The US government has hundreds of companies on its so-called Entity List and a good number of them come from China. One of the highest-profile names on that list in recent years has been, of course, Huawei. But if you thought the US was done with China’s biggest phone and network manufacturer, it seems to be moving to squeeze out any remaining life from Huawei. Its rumored next move, however, could provoke China to finally retaliate and throw the global economy further into chaos.
Reuters reports that the US Defense Department has recommended placing SMIC, China’s biggest semiconductor company and chip maker, on the entity list. As always, the allegations revolve around the company’s ties to the Chinese government, something that SMIC unsurprisingly denies. If approved, this would mean that US companies will need to apply for a license to sell or export not just materials but even software for SMIC’s use.
This could, in effect, cripple SMIC as any company supplying anything and everything that was made using American materials and technologies is covered by the ban. While SMIC might be able to get those from other companies outside the US, it might not be able to do so quickly, especially if it has to double-check that said sources don’t also use US products.
It shouldn’t be a surprise by now that Huawei will be affected by this unexpected proposal.

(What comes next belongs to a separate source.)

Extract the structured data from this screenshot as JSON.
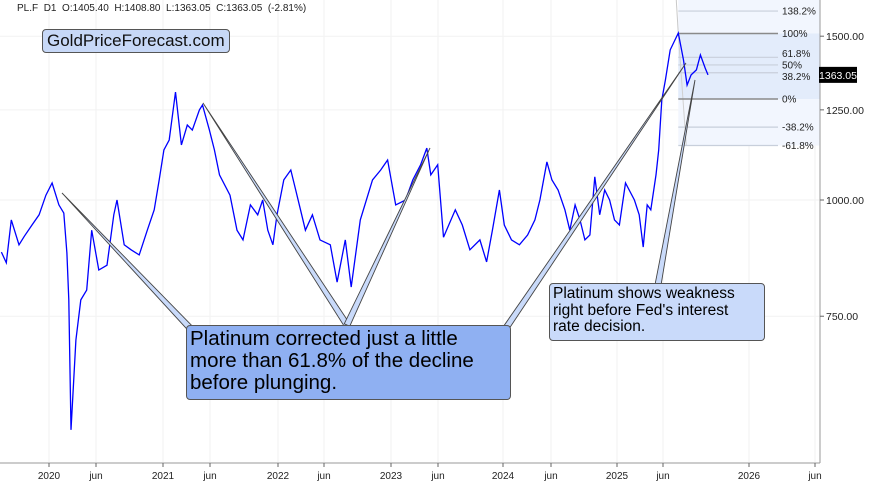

Huawei already lost TSMC because of a new export ban from the Commerce Department and SMIC would have been the company’s Plan B. Now it seems that it will have to find another way out of this seemingly never-ending predicament.
China is unlikely to take this sitting down and could be the last straw before it acts in kind. But rather than simply affecting the countries and companies involved, the back and forth between the two economic giants will undoubtedly also disrupt supply chains, production, and even sales of products around the world as well.